Obi, therefore, has to show how he is going to do things differently without accumulating more debt. There is a window of opportunity for infrastructure financing for Obi. To do things differently, Obi needs to embrace the Private Public Partnership as a new model in infrastructure financing. What are the gains? In adopting this strategy, Obi is deliberately charting a new direction for the economy which would now be driven by the private sector rather than the government. The government would only act as a regulator while allowing the private sector to drive the economy.
In that direction, key sectors like electricity, railway, roads, and bridges would be concessioned to highly qualified vendors with proven track records for a period of time to build operate and transfer at the expiration of the concession agreements. This way, the government has no business borrowing money or floating bonds to build infrastructure. The vendors would source their funds and inject the funds into the economy to grow our foreign direct investment. We would no longer complain of scarcity of dollars as is the case today.
The most important gain from this model apart from saving the country from borrowing, is that it would engender good corporate governance as it would completely abolish the current fraudulent contract system that is a conduit to inflate and steal from the commonwealth. It would also begin a deliberate process of building strong institutions that would withstand the taste of time. The roads that are concessioned should be tolled and commuters would pay to use the roads.
In the area of energy supply, the current administration says it has commissioned Siemens to build capacity. It is unimaginable that the contract to energize an entire country would be dumped in the hands of one company no matter its proven track record. Nigeria is a frontier market, vesting energy supply on one company negates the principles of fair trade and competition. It is not even safe for the security of a complex country like Nigeria.
This sector needs other players who need to bring in their money under a PPP model to compete for market share.

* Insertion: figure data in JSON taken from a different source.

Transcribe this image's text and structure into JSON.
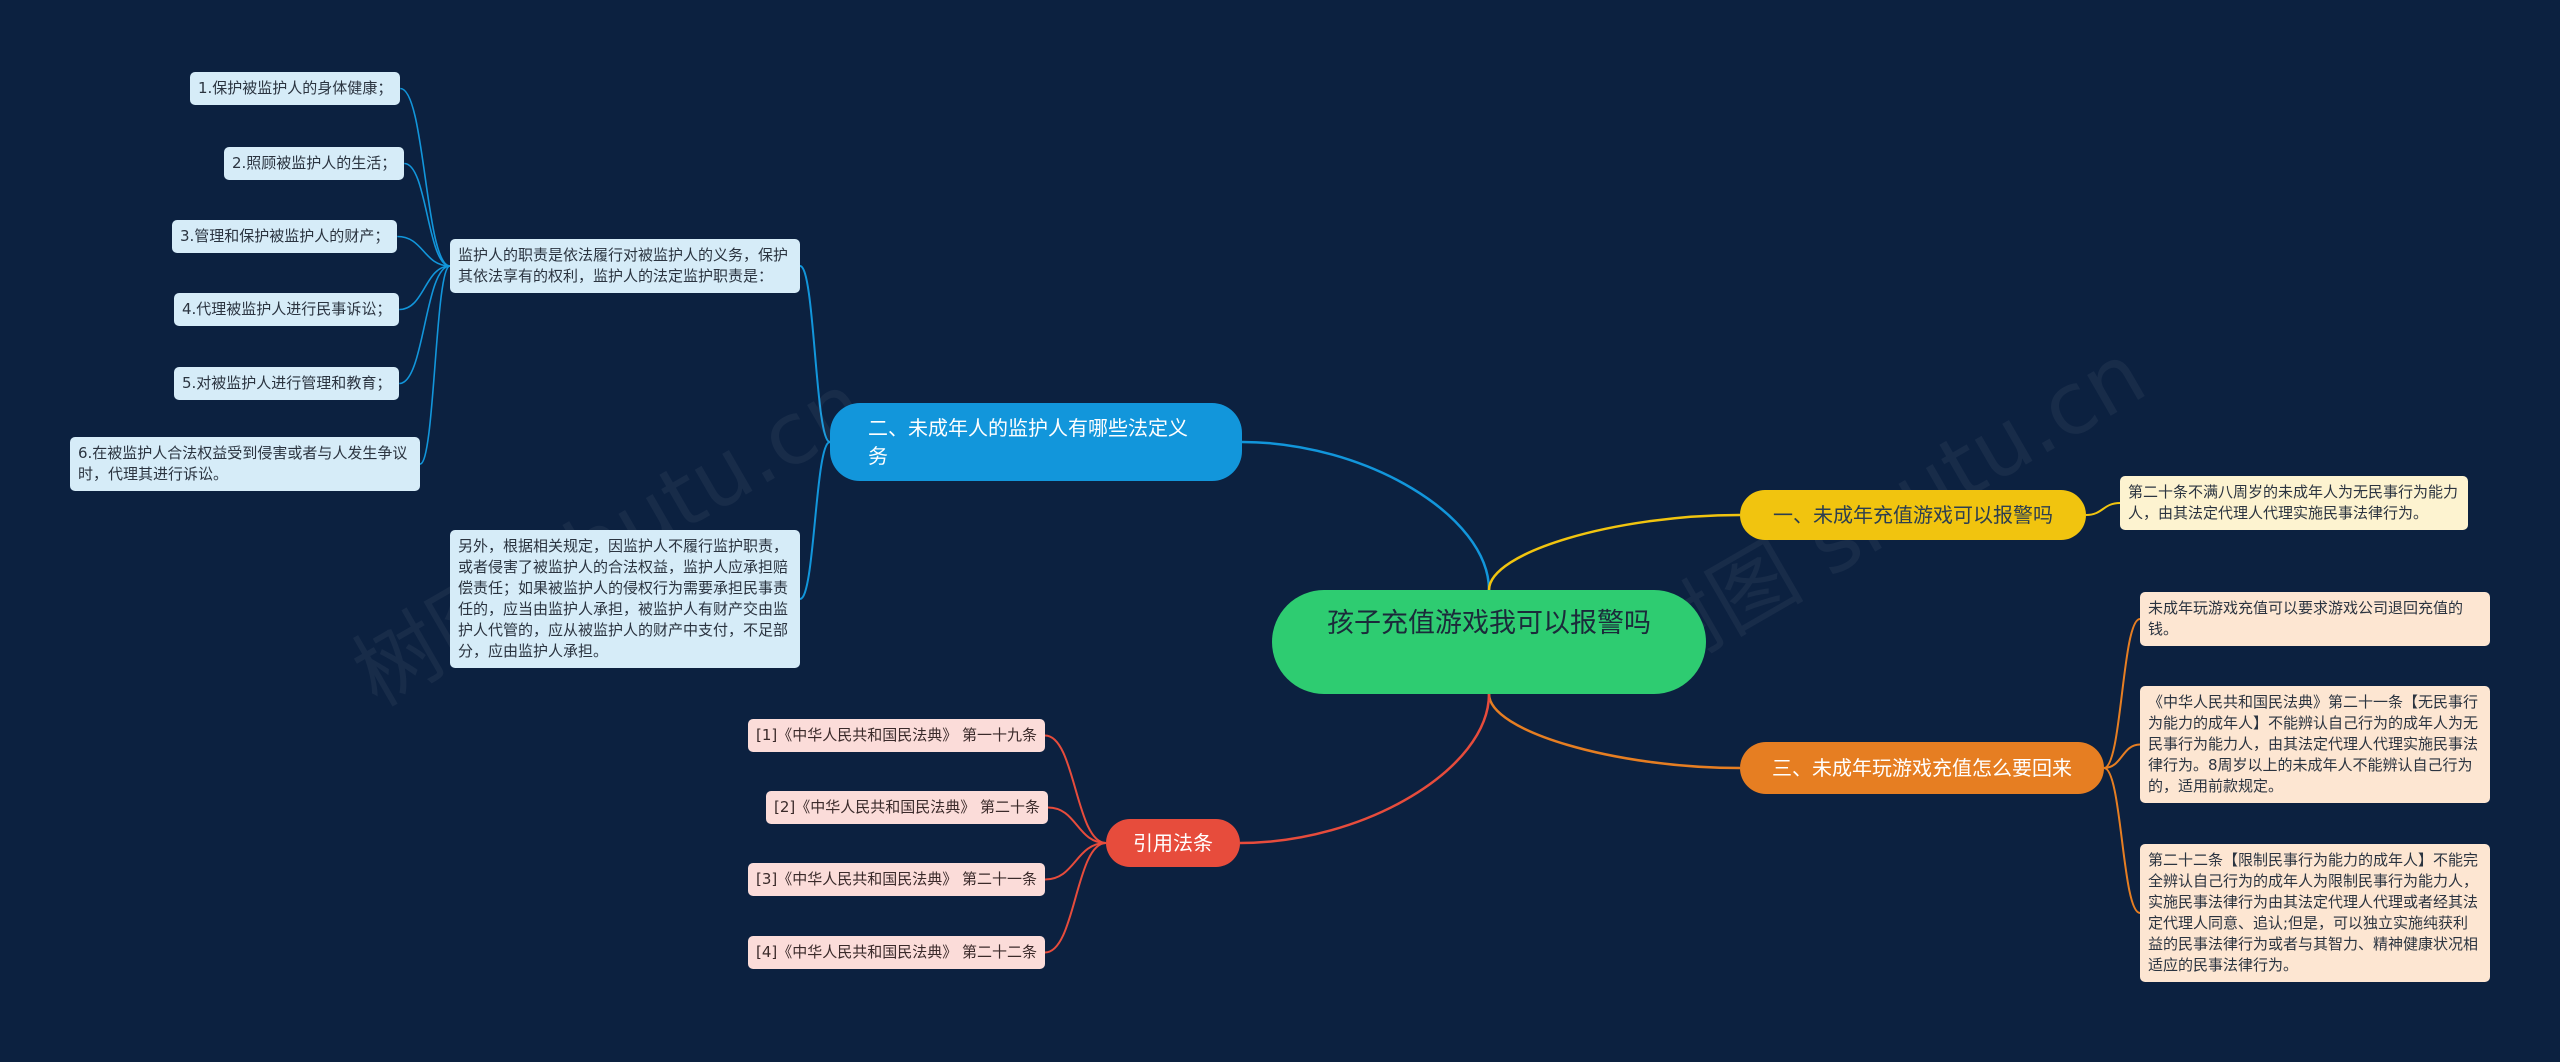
{
  "root": {
    "label": "孩子充值游戏我可以报警吗"
  },
  "branches": {
    "guardian": {
      "label": "二、未成年人的监护人有哪些法定义务",
      "color": "#1296db",
      "intro": "监护人的职责是依法履行对被监护人的义务，保护其依法享有的权利，监护人的法定监护职责是：",
      "duties": [
        "1.保护被监护人的身体健康；",
        "2.照顾被监护人的生活；",
        "3.管理和保护被监护人的财产；",
        "4.代理被监护人进行民事诉讼；",
        "5.对被监护人进行管理和教育；",
        "6.在被监护人合法权益受到侵害或者与人发生争议时，代理其进行诉讼。"
      ],
      "note": "另外，根据相关规定，因监护人不履行监护职责，或者侵害了被监护人的合法权益，监护人应承担赔偿责任；如果被监护人的侵权行为需要承担民事责任的，应当由监护人承担，被监护人有财产交由监护人代管的，应从被监护人的财产中支付，不足部分，应由监护人承担。"
    },
    "police": {
      "label": "一、未成年充值游戏可以报警吗",
      "color": "#f1c40f",
      "text": "第二十条不满八周岁的未成年人为无民事行为能力人，由其法定代理人代理实施民事法律行为。"
    },
    "refund": {
      "label": "三、未成年玩游戏充值怎么要回来",
      "color": "#e67e22",
      "items": [
        "未成年玩游戏充值可以要求游戏公司退回充值的钱。",
        "《中华人民共和国民法典》第二十一条【无民事行为能力的成年人】不能辨认自己行为的成年人为无民事行为能力人，由其法定代理人代理实施民事法律行为。8周岁以上的未成年人不能辨认自己行为的，适用前款规定。",
        "第二十二条【限制民事行为能力的成年人】不能完全辨认自己行为的成年人为限制民事行为能力人，实施民事法律行为由其法定代理人代理或者经其法定代理人同意、追认;但是，可以独立实施纯获利益的民事法律行为或者与其智力、精神健康状况相适应的民事法律行为。"
      ]
    },
    "laws": {
      "label": "引用法条",
      "color": "#e74c3c",
      "items": [
        "[1]《中华人民共和国民法典》 第一十九条",
        "[2]《中华人民共和国民法典》 第二十条",
        "[3]《中华人民共和国民法典》 第二十一条",
        "[4]《中华人民共和国民法典》 第二十二条"
      ]
    }
  },
  "watermark": "树图 shutu.cn"
}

Nigerians should be given the right to choose who to buy their energy from and at what rate. Siemens alone is a monopoly. We need competition not an exploitative and monopolistic regime in the energy sector.

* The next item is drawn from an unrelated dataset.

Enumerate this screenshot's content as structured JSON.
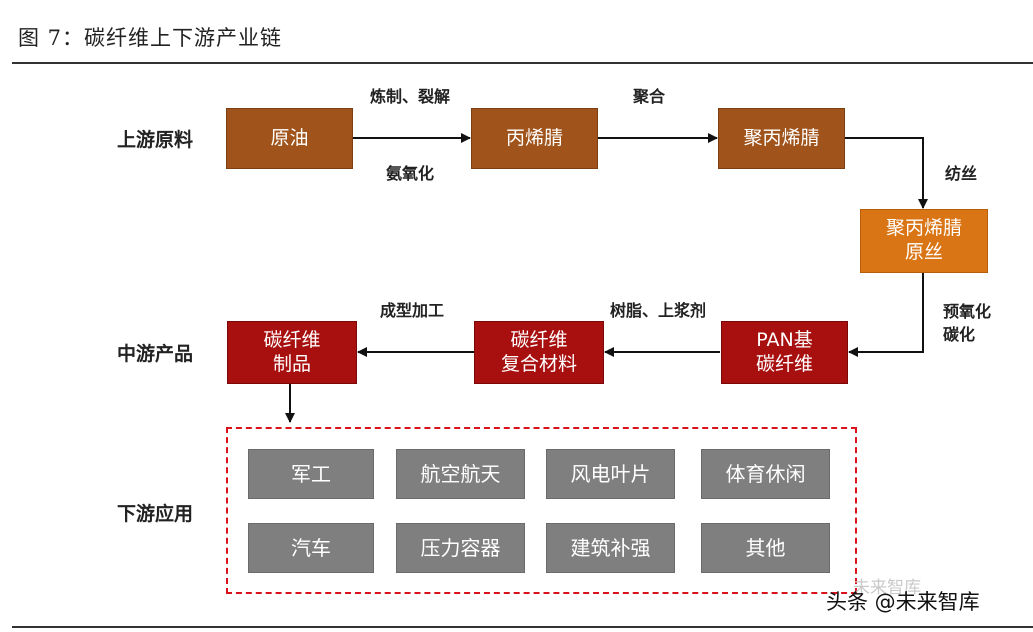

Obi needs to demonstrate the knowledge that with 923,768 square kilometers (356,376 square miles) Nigeria could easily become a net exporter of food to the world. In the north where you have the largest swathe of land with an equally disturbing number of out-of-school children, how can he turn this menace into a productive tool given its comparative advantage in landmass?

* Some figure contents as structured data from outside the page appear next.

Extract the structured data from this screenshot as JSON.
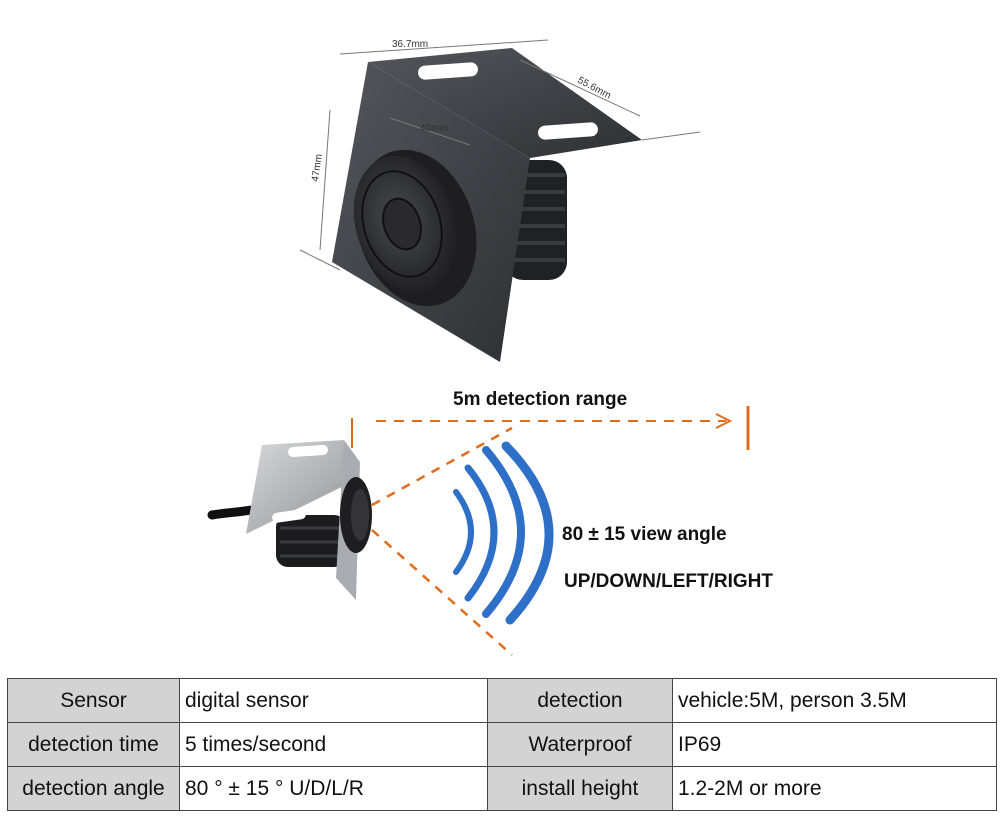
{
  "dimensions": {
    "top_width": "36.7mm",
    "depth": "55.6mm",
    "sensor_diameter": "40mm",
    "height": "47mm"
  },
  "annotations": {
    "range": "5m detection range",
    "view_angle": "80 ± 15 view angle",
    "directions": "UP/DOWN/LEFT/RIGHT"
  },
  "colors": {
    "bracket": "#3e3f44",
    "steel": "#b9bcbf",
    "wave": "#2e6fc7",
    "orange": "#e06c1c",
    "table_header_bg": "#d3d3d3"
  },
  "specs": {
    "rows": [
      {
        "k1": "Sensor",
        "v1": "digital sensor",
        "k2": "detection",
        "v2": "vehicle:5M, person 3.5M"
      },
      {
        "k1": "detection time",
        "v1": "5 times/second",
        "k2": "Waterproof",
        "v2": "IP69"
      },
      {
        "k1": "detection angle",
        "v1": "80 ° ± 15 ° U/D/L/R",
        "k2": "install height",
        "v2": "1.2-2M or more"
      }
    ]
  }
}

Finally, it is not rocket science to know that Nigerians do not need more than just the basic things of life. These are accessible and quality education, healthcare, affordable and dependable transport systems, electricity, employment opportunities, social security, and security of life and property. These things are achievable if our leaders have discipline and commitment to do the right things. Obi has to demonstrate that he possesses these attributes and is ready to rise and fall with the people. Once this is achieved, a new President is born.